Our model is ResNet18 with the pretrained weights, which we set up here, as well as the predict function:

# predict function
def batch_predict(images):
model_animals.eval()
batch = torch.stack(tuple(preprocess_transform(i) for i in images), dim=0)

logits = model_animals(batch)
probs = F.softmax(logits, dim=1)
return probs.detach().cpu().numpy()

Finally, here is the code we used to train a LimeImageExplainer() class, using a 1D numpy array built from the transformed image and the predict function built earlier.

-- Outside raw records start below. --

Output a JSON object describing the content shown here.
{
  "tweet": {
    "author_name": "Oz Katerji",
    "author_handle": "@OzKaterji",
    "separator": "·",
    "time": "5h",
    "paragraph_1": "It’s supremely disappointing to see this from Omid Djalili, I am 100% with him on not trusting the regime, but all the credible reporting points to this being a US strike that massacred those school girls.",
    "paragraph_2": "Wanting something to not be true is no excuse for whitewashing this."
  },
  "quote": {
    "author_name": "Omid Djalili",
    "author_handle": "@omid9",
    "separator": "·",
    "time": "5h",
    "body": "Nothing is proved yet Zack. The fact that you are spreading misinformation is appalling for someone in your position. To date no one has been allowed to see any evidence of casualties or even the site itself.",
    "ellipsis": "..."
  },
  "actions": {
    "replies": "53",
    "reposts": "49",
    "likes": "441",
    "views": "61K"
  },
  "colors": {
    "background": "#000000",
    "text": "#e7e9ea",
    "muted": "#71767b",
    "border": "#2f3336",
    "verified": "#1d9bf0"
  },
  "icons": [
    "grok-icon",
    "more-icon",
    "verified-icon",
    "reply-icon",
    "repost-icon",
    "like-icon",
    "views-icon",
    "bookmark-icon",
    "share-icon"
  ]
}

We put these parameters into explain_instance(), which trains our surrogate by segmenting the image into superpixels and measuring which parts of the image are most important to the black box prediction.

from lime import lime_image
from skimage.segmentation import mark_boundaries

image_explainer = lime_image.LimeImageExplainer()
image_explanation = image_explainer.explain_instance(np.array(pill_transf(my_image)), # our image converted to the form of a numpy array
batch_predict, # predict function
top_labels=1,
hide_color=0,
num_samples=1000) # size of the neighborhood to learn the linear model

# Apply mask on the image
temp, mask = image_explanation.get_image_and_mask(image_explanation.top_labels[0], positive_only=False, num_features=5, hide_rest=False)
img_boundry = mark_boundaries(temp/255.0, mask)
plt.imshow(img_boundry)

An example

Once we have finished training the LimeImageExplainer() model on the image and predict function, we can use get_image_and_mask() to retrieve the most relevant superpixels (we specified num_features=5 here, but it could be more or less as well). This highlights the parts of the image that contribute to (green) or against (red) ResNet's prediction. The final result can be seen below:

Figure 1 Figure 1

The images above depict a German shorthaired pointer dog, correctly classified as such by ResNet with 0.94 certainty. The post-hoc explanation for this prediction provided by LIME, as seen in the image on the right, highlights the area of interest in green as shown above. In this case, LIME suggests that the model made an accurate prediction by looking at the dog's face and back and determining that it matched the feature values associated with those of a German shorthaired pointer, while ignoring the background (the water). This method is useful because, despite treating ResNet as a black box, we are still able to somewhat extrapolate the model's thought process and how it came to the conclusion it did.